In this course, students develop a practical understanding of the most commonly applied condition monitoring methodologies. Asset Strategy Development principles are advanced to apply the right technology, at the right time and place and with the right person. Students return to the plant with the ability to more effectively communicate with condition monitoring personnel, assist in effective performance audits of the current asset base and suggest improvements to monitoring strategies.

Objectives:

The course begins with a practical view and a sequential approach to manage asset reliability risk with correct analysistechniques, problem resolution and correct documentation application. Students are presented with predictive technology condition monitoring analysis and field utilization techniques for vibration, ultrasound, infrared and oil analysis. Then, students are prepared with detailed condition assessment information and site application observation questions to assist in the evaluation of current monitoring systems effectiveness and efficiency. Finally, tips, tricks and ideas as how to best improve these various program results are presented.

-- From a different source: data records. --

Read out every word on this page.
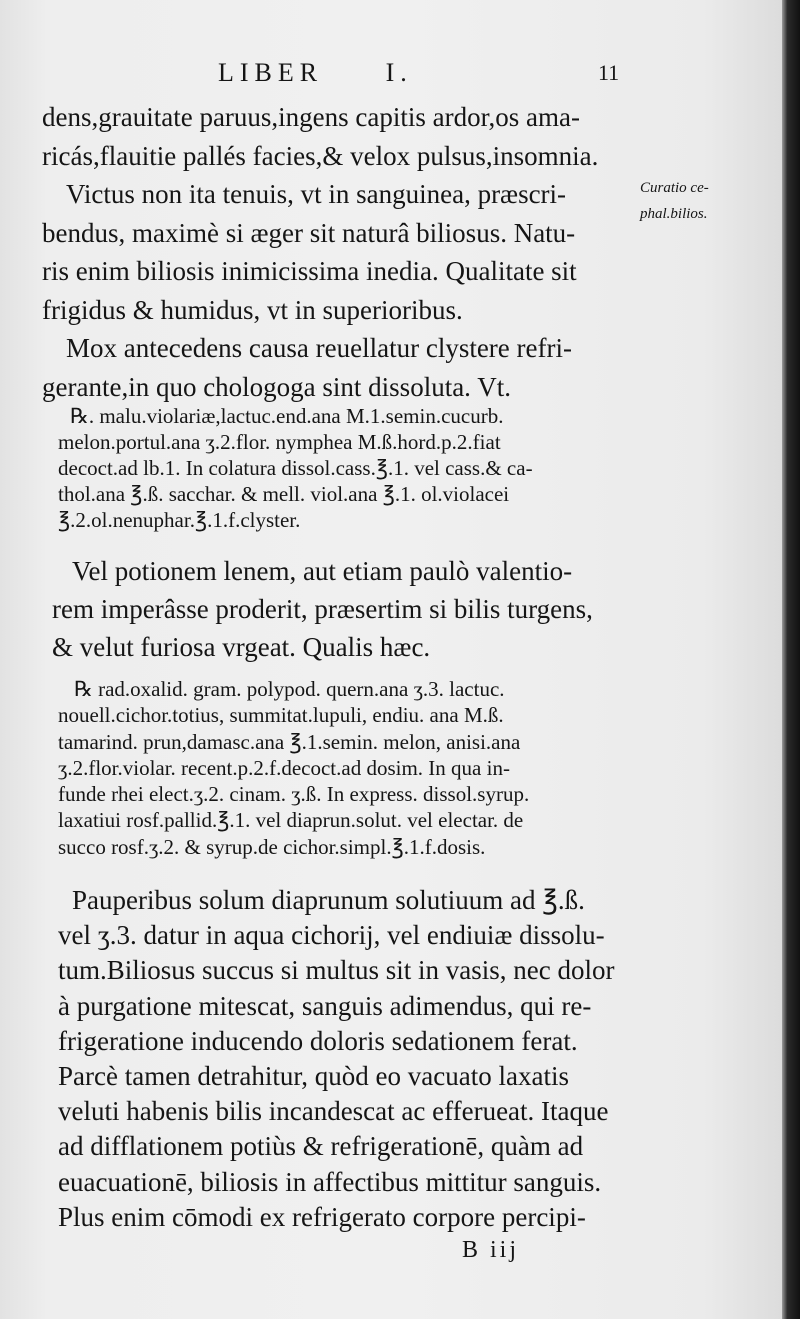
LIBER     I.	11
Curatio ce-
phal.bilios.
dens,grauitate paruus,ingens capitis ardor,os ama-
ricás,flauitie pallés facies,& velox pulsus,insomnia.
Victus non ita tenuis, vt in sanguinea, præscri-
bendus, maximè si æger sit naturâ biliosus. Natu-
ris enim biliosis inimicissima inedia. Qualitate sit
frigidus & humidus, vt in superioribus.
Mox antecedens causa reuellatur clystere refri-
gerante,in quo chologoga sint dissoluta. Vt.
℞. malu.violariæ,lactuc.end.ana M.1.semin.cucurb.
melon.portul.ana ʒ.2.flor. nymphea M.ß.hord.p.2.fiat
decoct.ad lb.1. In colatura dissol.cass.℥.1. vel cass.& ca-
thol.ana ℥.ß. sacchar. & mell. viol.ana ℥.1. ol.violacei
℥.2.ol.nenuphar.℥.1.f.clyster.
Vel potionem lenem, aut etiam paulò valentio-
rem imperâsse proderit, præsertim si bilis turgens,
& velut furiosa vrgeat. Qualis hæc.
℞ rad.oxalid. gram. polypod. quern.ana ʒ.3. lactuc.
nouell.cichor.totius, summitat.lupuli, endiu. ana M.ß.
tamarind. prun,damasc.ana ℥.1.semin. melon, anisi.ana
ʒ.2.flor.violar. recent.p.2.f.decoct.ad dosim. In qua in-
funde rhei elect.ʒ.2. cinam. ʒ.ß. In express. dissol.syrup.
laxatiui rosf.pallid.℥.1. vel diaprun.solut. vel electar. de
succo rosf.ʒ.2. & syrup.de cichor.simpl.℥.1.f.dosis.
Pauperibus solum diaprunum solutiuum ad ℥.ß.
vel ʒ.3. datur in aqua cichorij, vel endiuiæ dissolu-
tum.Biliosus succus si multus sit in vasis, nec dolor
à purgatione mitescat, sanguis adimendus, qui re-
frigeratione inducendo doloris sedationem ferat.
Parcè tamen detrahitur, quòd eo vacuato laxatis
veluti habenis bilis incandescat ac efferueat. Itaque
ad difflationem potiùs & refrigerationē, quàm ad
euacuationē, biliosis in affectibus mittitur sanguis.
Plus enim cōmodi ex refrigerato corpore percipi-
B iij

Attendees return to the plant with the ability to more effectively communicate with condition monitoring personnel, assist in effective performance audits of the current asset base and suggest improvements to monitoring strategies

Subjects (included but not limited to):

Condition Monitoring

  • Machine Failure Assumptions
  • Failure Development Curve
  • Causes of Machinery Failure
  • Problem: Detection, Investigation and Analysi
  • Resolve: Correction and Improvement
  • Document: Maintaining and Measuring Work Results
  • Visual, Audible and Tactile Inspections

Vibration Analysis 

  • Detection and Analysis Overview
  • Terminology: Amplitude, Frequency, Phase, Severity and Resonance
  • Data: Acquisition, Instruments, Transducers and Location
  • FFT: Principles and Process
  • Analysis Application Sequence: Machinery Information and Data Interpretation

Ultrasonic Utilization 

  • Technology, Terminology and Principles of Operation
  • Typical Applications: Compressed Air/Gas, Steam Traps and Valves, Electrical, Bearing Failure Detection and Lubrication
  • Vital Program Components: Collection, Analysis, Reporting and Common Challenges

Practically Applying Infrared 

  • Introduction and Technology Overview
  • Principles of Operation
  • Sources of Error and Limitations
  • Understanding: Spot Size, Emissivity, Ambient Conditions and Common Misconceptions
  • Types Available and Typical Applications

Oil Analysis 

  • Purpose of Lubricants, Types of Friction and Lubrication Films
  • Understanding Lubricant Properties: Viscosity, Ph, Oxidation, Pour Point, Water Separation, Color, Bases and Additives
  • Overview of Analysis Practices: Sampling, Field, Laboratory and Commercial Testing
  • Cleanliness: Practical Standards and Measurements

Applying PdM Technologies

  • Common Machinery Faults and Application Enhancements: Misalignment, Unbalance, Resonance, Bearing Defects, Journal Style Bearings, Looseness, Flow and Electrical Problems
  • Determining Machinery Problems – Primary and Secondary Technologies: Motors, Centrifugal Pumps, Fans and Blowers, Gear Drives and Compressors

Target Participants:

ERMS  has been carefully designed for anyone who has a role in reliability including Production and Maintenance leaders, supervisors, engineers, and lead hands. Reliability leaders, managers and engineers.